MS Thesis Defense: Laena Nho

Monday, March 23, 2026
1:00 p.m.
AJC 5104 (5th floor conference room)
Debbie Chu
301 405 8268
dgchu@umd.edu

Title: Integration of Automated GelMA Bioink Formulation to Enhance Extrusion Based Bioprinting
 
Committee members:
Dr. John P. Fisher, Chair
Dr. Ian White
Dr. Kimberly Stroka
 
Abstract:
Extrusion based bioprinting is transforming biomanufacturing by enabling highly controllable and reproducible fabrication of tissue constructs.
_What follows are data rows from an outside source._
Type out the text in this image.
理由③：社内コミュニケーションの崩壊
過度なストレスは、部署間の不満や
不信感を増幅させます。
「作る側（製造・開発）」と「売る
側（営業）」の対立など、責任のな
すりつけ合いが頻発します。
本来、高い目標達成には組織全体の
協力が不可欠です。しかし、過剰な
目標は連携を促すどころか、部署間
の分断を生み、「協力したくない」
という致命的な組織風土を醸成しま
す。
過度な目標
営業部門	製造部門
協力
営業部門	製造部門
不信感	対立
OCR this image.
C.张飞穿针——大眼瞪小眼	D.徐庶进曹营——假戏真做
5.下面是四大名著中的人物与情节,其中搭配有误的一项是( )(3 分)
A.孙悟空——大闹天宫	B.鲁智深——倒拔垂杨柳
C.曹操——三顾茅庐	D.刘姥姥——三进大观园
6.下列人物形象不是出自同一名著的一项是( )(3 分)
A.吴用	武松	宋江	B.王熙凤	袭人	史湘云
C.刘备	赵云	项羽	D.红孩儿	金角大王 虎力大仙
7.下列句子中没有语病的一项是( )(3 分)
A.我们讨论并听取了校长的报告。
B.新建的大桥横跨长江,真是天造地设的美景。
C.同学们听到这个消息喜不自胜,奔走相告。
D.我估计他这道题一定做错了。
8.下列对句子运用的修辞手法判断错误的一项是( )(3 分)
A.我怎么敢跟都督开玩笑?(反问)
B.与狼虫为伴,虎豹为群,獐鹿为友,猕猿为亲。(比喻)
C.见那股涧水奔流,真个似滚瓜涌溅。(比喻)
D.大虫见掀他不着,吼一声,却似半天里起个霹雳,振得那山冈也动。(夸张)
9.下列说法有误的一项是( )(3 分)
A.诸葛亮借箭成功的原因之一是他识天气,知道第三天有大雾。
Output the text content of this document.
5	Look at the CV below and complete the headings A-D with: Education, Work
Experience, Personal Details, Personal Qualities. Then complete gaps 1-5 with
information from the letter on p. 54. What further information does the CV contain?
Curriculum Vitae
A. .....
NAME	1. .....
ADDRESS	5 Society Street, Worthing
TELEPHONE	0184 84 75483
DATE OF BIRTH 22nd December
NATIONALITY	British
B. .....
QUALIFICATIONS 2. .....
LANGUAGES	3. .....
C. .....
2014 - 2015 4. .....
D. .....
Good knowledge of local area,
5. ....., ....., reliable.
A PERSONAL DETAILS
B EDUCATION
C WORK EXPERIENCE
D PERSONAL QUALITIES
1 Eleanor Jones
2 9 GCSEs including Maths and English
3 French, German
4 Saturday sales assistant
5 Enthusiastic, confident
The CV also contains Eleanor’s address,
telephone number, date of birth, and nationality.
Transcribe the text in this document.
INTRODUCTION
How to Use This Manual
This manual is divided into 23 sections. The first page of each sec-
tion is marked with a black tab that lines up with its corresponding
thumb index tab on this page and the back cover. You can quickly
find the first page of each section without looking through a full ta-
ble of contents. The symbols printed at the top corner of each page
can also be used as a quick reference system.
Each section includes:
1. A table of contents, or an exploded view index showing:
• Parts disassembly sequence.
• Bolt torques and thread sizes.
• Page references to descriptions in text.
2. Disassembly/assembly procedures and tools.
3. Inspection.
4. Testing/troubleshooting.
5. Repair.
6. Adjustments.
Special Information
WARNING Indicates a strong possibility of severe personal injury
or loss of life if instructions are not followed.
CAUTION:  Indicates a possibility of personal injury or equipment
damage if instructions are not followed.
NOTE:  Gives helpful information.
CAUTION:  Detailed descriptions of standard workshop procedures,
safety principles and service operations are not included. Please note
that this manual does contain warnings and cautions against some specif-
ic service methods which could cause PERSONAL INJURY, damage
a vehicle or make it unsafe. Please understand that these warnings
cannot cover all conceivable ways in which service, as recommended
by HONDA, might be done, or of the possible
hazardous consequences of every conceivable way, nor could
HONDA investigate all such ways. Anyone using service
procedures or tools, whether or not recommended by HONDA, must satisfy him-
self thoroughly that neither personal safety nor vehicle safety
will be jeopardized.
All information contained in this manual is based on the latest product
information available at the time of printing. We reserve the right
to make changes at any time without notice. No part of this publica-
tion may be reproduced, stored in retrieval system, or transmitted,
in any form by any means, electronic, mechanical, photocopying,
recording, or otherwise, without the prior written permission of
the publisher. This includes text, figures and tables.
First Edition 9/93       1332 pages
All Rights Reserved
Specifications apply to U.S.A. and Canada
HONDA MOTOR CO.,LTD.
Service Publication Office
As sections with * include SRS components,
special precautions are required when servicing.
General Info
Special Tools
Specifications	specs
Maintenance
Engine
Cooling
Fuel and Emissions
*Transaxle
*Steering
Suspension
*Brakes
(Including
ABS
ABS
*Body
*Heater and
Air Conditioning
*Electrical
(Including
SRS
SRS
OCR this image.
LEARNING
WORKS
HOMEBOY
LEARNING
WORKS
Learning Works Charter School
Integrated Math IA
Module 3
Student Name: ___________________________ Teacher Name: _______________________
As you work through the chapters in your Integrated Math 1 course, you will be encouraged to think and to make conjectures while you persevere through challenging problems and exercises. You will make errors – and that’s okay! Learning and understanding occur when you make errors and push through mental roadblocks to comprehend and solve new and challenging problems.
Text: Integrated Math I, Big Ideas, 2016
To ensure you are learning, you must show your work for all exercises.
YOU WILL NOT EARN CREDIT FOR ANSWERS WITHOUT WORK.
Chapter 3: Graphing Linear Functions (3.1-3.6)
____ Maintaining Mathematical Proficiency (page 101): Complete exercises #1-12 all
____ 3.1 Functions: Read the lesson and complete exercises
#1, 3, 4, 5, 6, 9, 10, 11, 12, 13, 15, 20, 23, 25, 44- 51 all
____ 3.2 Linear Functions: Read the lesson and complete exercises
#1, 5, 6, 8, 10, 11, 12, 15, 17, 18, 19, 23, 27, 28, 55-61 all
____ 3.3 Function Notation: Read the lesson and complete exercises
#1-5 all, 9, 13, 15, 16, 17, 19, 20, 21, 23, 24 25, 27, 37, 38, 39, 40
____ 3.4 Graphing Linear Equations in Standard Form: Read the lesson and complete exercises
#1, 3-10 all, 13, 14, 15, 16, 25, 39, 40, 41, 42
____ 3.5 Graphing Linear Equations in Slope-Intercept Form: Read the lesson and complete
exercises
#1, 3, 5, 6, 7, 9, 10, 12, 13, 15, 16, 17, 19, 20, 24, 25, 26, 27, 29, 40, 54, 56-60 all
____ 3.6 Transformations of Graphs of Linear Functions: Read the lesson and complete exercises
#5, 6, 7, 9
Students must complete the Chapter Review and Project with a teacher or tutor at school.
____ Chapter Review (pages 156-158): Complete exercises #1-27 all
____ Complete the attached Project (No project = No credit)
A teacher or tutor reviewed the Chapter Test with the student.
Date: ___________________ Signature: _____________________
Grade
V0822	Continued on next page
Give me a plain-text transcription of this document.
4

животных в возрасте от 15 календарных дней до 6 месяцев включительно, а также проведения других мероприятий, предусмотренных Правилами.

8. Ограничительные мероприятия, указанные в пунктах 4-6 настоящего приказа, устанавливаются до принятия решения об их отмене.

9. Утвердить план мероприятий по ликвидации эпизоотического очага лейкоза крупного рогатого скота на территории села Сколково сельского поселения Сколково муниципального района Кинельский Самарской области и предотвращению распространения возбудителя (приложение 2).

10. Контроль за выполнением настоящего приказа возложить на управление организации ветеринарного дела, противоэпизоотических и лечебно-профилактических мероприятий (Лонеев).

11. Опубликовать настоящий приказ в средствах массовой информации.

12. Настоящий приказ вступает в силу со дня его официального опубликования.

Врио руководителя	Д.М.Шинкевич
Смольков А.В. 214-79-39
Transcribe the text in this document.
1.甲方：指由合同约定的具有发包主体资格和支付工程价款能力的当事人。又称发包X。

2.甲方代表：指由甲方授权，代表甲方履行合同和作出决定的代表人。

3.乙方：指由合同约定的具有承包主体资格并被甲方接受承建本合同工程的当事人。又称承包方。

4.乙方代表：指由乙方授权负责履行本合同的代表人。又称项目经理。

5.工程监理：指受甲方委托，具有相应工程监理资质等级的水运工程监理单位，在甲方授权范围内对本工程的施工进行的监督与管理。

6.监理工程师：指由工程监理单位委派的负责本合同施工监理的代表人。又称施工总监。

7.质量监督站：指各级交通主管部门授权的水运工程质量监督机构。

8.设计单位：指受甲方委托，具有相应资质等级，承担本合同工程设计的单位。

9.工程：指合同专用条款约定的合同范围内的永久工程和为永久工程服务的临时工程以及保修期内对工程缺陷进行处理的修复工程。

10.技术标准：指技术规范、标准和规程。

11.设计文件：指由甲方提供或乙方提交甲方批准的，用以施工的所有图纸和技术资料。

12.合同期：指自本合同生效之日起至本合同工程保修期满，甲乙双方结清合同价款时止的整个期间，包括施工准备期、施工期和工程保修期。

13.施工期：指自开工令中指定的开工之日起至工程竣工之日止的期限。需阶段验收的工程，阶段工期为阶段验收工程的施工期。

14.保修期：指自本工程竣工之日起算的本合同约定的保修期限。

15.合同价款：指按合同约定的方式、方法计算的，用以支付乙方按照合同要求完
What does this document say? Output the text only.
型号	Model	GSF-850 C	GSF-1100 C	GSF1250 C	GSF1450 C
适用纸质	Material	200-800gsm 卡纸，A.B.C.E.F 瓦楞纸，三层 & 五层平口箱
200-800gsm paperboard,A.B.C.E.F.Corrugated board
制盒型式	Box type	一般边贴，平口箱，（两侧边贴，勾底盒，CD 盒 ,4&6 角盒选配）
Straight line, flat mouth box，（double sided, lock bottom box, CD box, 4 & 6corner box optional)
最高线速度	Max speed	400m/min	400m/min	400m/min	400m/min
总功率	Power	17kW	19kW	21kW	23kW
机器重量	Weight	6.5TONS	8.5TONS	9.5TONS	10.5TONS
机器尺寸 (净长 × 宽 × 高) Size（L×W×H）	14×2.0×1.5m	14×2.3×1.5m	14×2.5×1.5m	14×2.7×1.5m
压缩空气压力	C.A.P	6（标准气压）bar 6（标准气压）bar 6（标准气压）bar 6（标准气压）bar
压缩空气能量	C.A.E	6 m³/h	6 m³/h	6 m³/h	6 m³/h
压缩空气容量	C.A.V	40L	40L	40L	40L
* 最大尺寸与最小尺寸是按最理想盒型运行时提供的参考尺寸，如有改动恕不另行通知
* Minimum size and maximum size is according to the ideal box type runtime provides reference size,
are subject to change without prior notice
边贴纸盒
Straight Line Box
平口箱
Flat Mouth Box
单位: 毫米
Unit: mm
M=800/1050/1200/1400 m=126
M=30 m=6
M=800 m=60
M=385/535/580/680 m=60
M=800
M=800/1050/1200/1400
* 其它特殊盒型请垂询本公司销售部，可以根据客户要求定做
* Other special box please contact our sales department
Three-dimensional bioprinting, a form of additive manufacturing, is widely employed for both in vivo tissue implantation and ex vivo research and development platforms. In extrusion based bioprinting, manually formulated bioinks are extruded using defined printing parameters: pressure, temperature, printing speed, and nozzle geometry. This modality offers advantages in customization, cytocompatibility, and tunable mechanical properties. Despite these benefits and the capabilities bioprinting offers over traditional transplantation approaches, bioink formulation remains a key challenge. Manual bioink preparation is labor intensive, susceptible to human error, and introduces variability across batches that negatively impacts print quality and experimental reproducibility. As extrusion based bioprinting progresses toward large scale manufacturing, there is a critical need for automated bioink formulation strategies that reduce labor demands, minimize inconsistencies, and support commercially viable bioprinting workflows. Here, we develop and validate an automated gelatin methacrylate (GelMA) bioink formulation system integrated into an extrusion based bioprinting workflow. The system employs a robotic arm with interchangeable hand attachments to automate bioink preparation directly within the printing process. This aims to reduce labor requirements, minimize variability in bioink rheological properties, and improve print quality. Our results demonstrate that automated bioink formulation enhances printability while achieving efficiency and viscoelastic consistency comparable to manual preparation. This integrated automation strategy establishes a foundation for scalable, standardized, and reproducible extrusion based bioprinting workflows with broad applications to tissue engineering, regenerative medicine, and biomanufacturing.